Gerakan pramuka, apalagi pada Racana berpangkalan di Perguruan Tinggi, wahana berkegiatan para mahasiswa untuk berpramuka sebagai sebuah organisasi yang sangat kompleks. Unnes memiliki karakteristik dimana setiap fakultas memiliki sub organisasi yang disebut gugus latih. Racana bukan tempat biasa karena didalamnya ada proses yang luar biasa, melibatkan pikiran, cipta, rasa, karsa, jiwa, raga, harta, tahta, dan wanita…serta pria tentunya…hehe.

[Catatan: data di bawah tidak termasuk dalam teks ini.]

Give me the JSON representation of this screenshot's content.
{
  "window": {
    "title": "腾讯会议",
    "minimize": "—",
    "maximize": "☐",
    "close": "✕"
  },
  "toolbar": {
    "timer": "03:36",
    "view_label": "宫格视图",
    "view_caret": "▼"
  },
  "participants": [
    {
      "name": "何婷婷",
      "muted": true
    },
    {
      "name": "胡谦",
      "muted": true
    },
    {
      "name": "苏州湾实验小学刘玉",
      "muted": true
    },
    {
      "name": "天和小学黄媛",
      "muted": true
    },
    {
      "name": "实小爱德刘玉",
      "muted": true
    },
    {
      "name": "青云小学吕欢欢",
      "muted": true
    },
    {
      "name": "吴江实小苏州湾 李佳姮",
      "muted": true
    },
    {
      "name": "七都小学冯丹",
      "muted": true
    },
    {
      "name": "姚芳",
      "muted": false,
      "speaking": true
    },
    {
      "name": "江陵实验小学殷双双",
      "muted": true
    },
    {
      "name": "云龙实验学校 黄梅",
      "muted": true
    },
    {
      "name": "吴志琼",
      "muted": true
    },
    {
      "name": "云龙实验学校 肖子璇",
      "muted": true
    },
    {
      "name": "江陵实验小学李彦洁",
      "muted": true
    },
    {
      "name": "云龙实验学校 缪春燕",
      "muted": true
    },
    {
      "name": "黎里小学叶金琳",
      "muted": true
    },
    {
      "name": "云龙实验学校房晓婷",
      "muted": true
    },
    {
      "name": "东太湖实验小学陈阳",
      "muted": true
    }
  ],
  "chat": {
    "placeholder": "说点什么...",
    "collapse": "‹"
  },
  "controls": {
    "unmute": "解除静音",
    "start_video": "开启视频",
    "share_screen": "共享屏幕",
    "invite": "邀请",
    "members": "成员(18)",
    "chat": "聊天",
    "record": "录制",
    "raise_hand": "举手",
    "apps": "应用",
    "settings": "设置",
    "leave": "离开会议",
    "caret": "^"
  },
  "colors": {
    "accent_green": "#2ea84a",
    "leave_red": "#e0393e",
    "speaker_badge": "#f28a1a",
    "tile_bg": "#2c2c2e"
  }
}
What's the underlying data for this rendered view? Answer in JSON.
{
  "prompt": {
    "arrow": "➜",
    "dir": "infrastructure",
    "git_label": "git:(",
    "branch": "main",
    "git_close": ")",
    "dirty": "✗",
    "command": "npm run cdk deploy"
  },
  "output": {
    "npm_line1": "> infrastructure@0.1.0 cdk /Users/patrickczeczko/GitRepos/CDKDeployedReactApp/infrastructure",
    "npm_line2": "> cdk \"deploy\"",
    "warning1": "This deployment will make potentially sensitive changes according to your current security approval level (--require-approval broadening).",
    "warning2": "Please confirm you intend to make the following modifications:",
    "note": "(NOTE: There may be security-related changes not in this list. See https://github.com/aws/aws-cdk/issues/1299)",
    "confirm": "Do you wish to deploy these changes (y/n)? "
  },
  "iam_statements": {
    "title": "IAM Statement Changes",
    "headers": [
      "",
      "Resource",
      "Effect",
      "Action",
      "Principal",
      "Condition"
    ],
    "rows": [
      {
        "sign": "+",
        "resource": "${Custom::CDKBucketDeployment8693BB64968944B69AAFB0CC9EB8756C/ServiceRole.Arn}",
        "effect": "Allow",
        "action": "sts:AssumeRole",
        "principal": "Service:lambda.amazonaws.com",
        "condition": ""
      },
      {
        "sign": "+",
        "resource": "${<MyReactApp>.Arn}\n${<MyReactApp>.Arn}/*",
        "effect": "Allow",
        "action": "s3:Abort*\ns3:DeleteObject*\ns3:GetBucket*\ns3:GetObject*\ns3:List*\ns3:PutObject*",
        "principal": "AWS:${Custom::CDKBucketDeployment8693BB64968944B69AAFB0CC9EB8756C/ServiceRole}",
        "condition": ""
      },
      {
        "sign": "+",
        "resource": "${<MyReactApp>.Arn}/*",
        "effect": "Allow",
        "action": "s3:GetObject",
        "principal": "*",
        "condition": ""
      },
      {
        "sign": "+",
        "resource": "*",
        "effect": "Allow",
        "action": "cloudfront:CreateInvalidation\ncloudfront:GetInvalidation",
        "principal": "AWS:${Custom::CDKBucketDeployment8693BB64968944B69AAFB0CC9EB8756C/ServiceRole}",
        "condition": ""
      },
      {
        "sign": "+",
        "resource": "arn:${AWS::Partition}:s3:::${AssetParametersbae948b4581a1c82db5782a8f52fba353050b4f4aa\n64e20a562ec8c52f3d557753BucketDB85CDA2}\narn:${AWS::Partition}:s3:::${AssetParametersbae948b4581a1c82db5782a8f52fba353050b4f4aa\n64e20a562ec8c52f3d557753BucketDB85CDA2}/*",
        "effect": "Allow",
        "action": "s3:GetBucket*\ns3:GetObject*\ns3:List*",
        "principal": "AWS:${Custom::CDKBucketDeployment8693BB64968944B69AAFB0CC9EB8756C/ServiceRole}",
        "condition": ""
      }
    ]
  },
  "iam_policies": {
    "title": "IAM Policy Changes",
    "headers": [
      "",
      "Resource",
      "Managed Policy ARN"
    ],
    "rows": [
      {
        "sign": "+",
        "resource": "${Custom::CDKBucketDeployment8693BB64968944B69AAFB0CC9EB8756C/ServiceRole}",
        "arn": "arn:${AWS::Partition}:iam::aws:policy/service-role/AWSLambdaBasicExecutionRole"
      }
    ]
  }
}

Bahwa uang adalah faktor penting dalam bergeraknya lembaga ini, tetapi uang tentu bukan segala-galanya. Bukan juga, seperti semboyan yang tertulis di dinding sebuah markas militer/tentara di Solo, yang setiap saya pulang ke Wonogiri mesti bus yang saya tumpangi melewatinya. Di dinding itu tertulis “Logistik tidak akan memenangkan perang, tetapi tanpa logistik maka perang tidak dapat dimenangkan”. Ada faktor X yang sedemikian rupa juga memberikan corak, memberikan warna, membuat goresan tak terlupa. Mengapa faktor "X"? bagi saya karena "X" menunjukkan hal yang misterius, bisa juga hal yang mungkin dilarang atau berbahaya, atau apalah Anda mengartikannya.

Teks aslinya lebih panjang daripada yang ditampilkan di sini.